状況
ダカールラリーは世界一過酷なモーターレースとして知られ、バイク、四輪バイク、トラック、カスタムレーシングカーでレースに挑む競技です。今年の出場チームは、南米大陸の2か国をまたがり、9,000 km/5,592マイル超を走破しました。
出場チームの1つであるトヨタ・ガズー・レーシングSAは、5年連続でダカールに参戦しています。自動車部門における世界の強豪チームとの対戦にもかかわらず、南アフリカのチームは表彰台を獲得して帰還しました。
チームが選んだ車両であるトヨタハイラックスは、トヨタモータースポーツのホールスピード施設で開発された5代目モデルです。長年にわたるこの協業により、実に目覚ましい成果が達成されてきました。
- ダカール初参戦で3位
- 翌年に2位
- 翌々年に4位
- 2位
- 最新の参戦結果は3位
課題
ダカールでの勝利はドライバーの力だけで達成できるものではなく、次のことが必要です。
- お互いに信頼できる団結力のあるチーム
- 過酷な条件に耐える信頼性の高いレース車両
- エンジンや油圧装置を粉塵、破片、水から保護する優れたろ過システム
- 洪水や極度の砂嵐など、過酷で予測不可能な条件下での迅速なメンテナンス
今年のダカールは記録的な降水量に見舞われ、洪水によって複数の区間が中止になりました。大量の水や砂塵など、絶えず変化する状況の中を走行するに当たり、チームは性能を犠牲にするわけにはいきませんでした。
過酷な環境条件の下で、低い圧力損失を保ったクリーンな吸気、清浄な燃料、そして信頼性の高い油圧システムを維持することは、トヨタ・ガズー・レーシングSAの成功にとって極めて重要でした。
解決策
この課題に対処するため、Donaldson®はダカールでの過酷な要求に特化した高度なろ過ソリューションを提供しました。
- エアフィルトレーション:チームはドナルドソンのコンパクトで高効率のPowerCore®フィルターに変更しました。このフィルターは次を目的に設計されています。
- 小さな設置面積で高いエアフローを実現する
- 大量の粉塵を捕集しながら、エアフロー制限を最小限に抑える
- 極めてクリーンな空気のみをエンジンに送り込む
- 少量の水でも迅速に排水して回復させる
- 燃料ろ過:ドナルドソンの大容量燃料フィルターは、トヨタハイラックスの燃料噴射システムに不可欠な汚染物質ゼロの燃料を実現すると同時に、粉塵の舞うピットエリアでの整備回数を最小限に抑えます。

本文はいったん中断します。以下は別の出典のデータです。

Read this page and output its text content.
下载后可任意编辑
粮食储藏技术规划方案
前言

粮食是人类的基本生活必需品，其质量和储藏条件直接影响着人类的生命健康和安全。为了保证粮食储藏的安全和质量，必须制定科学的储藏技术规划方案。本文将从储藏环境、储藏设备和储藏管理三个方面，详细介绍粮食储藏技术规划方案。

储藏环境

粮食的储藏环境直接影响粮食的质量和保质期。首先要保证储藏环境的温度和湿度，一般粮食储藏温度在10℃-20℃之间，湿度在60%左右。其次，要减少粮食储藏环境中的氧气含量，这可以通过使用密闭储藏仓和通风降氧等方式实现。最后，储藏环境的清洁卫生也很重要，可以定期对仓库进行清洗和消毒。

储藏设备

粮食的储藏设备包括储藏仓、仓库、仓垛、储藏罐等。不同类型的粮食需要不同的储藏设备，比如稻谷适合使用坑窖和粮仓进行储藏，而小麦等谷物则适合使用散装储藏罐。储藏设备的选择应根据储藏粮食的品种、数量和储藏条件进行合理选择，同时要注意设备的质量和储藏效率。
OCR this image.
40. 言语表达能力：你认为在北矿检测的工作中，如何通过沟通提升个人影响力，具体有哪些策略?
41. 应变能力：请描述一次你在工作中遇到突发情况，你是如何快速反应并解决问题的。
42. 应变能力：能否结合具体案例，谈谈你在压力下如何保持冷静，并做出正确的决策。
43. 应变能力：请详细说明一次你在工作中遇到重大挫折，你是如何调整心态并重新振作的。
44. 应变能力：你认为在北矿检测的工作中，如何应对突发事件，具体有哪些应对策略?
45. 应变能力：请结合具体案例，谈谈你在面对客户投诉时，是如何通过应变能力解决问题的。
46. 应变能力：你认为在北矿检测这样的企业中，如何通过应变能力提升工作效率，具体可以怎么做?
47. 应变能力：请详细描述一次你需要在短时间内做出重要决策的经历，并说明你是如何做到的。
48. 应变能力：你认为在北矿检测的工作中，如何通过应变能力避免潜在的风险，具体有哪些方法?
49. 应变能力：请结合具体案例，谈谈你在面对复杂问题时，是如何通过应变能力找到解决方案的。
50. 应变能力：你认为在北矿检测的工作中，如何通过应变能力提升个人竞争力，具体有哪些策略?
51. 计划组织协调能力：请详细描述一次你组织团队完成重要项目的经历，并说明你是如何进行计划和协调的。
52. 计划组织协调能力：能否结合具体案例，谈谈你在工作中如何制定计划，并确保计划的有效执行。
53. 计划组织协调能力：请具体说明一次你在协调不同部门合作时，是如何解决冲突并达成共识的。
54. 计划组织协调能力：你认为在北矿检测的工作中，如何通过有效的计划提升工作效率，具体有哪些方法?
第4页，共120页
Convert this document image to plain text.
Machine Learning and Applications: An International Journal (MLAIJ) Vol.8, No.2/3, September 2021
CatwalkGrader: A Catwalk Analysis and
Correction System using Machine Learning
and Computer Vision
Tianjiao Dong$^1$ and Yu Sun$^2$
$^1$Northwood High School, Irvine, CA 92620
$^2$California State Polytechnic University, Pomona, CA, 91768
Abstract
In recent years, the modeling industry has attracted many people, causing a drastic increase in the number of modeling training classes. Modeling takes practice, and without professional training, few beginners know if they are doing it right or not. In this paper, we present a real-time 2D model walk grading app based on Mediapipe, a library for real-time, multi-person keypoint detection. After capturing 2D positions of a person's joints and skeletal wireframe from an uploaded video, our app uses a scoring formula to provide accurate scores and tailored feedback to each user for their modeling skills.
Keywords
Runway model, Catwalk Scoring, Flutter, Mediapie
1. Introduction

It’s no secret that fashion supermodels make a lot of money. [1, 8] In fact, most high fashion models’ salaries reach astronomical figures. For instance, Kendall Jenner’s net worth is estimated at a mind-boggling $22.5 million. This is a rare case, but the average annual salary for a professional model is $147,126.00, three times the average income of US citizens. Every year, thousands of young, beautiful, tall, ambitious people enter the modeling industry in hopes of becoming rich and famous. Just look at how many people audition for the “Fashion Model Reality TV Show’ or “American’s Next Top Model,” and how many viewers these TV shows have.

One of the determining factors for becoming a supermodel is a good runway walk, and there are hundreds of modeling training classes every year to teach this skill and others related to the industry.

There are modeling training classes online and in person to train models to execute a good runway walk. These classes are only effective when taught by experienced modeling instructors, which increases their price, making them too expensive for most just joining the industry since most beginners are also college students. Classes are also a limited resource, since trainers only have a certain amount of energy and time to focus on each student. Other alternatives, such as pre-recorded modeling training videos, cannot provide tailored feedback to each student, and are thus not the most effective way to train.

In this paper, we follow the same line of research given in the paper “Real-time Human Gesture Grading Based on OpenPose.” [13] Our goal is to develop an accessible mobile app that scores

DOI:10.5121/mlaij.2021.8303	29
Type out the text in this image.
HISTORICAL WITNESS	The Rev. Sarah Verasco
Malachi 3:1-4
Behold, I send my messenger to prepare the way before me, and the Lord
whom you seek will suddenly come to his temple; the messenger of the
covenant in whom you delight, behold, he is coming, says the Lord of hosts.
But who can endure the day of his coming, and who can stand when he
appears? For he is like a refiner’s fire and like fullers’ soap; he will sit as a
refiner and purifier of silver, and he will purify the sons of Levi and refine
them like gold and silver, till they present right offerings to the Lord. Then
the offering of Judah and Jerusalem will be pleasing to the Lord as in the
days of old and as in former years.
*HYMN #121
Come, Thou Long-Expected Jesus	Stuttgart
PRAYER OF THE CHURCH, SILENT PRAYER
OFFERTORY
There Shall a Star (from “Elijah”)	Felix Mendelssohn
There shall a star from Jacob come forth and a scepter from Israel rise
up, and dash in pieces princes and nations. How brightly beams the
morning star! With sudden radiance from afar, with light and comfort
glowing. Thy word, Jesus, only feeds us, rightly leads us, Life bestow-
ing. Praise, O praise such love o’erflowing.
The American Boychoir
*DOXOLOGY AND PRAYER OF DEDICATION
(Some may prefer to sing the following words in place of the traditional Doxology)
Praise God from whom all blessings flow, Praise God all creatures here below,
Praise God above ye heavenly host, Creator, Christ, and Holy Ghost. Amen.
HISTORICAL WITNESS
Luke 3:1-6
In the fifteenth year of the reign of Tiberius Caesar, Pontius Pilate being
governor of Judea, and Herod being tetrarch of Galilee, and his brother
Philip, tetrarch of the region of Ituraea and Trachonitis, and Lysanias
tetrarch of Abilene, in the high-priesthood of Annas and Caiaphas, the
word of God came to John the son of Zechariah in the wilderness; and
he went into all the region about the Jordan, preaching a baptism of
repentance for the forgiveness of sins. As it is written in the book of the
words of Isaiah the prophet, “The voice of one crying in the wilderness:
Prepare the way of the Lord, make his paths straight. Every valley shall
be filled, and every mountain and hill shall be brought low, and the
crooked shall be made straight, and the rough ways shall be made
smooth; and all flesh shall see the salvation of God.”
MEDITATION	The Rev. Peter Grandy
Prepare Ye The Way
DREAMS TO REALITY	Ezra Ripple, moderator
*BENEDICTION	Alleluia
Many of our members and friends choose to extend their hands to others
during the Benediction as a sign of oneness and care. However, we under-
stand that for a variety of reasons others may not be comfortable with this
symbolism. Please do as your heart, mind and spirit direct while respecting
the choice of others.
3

- 油圧ろ過:ドナルドソンは、レース中の迅速なタイヤ交換に不可欠なステアリングシステムと油圧ジャッキを保護するための油圧フィルターを提供しました。
レースを通じて圧力測定値は、激しい粉塵や水への曝露を受けた後でも、空気流量やシステム性能に測定可能な低下が見られなかったことを示していました。
結果
ドナルドソンのろ過技術のおかげで、トヨタ・ガズー・レーシング SAは次のことを実現しました。
- 過酷なレース条件にもかかわらず一貫したエンジン性能と車両性能
- トヨタにとってのみならず南アフリカにとっての誇りでもある表彰台の獲得
- 世界一過酷なモータースポーツ環境におけるドナルドソン製品の信頼性の証明
ダカールラリーでのトヨタ・ガズー・レーシングSAとのパートナーシップは、ドナルドソンにとって単なるスポンサーシップではなく、ろ過システムの強度と信頼性を世界の舞台でアピールする機会でもありました。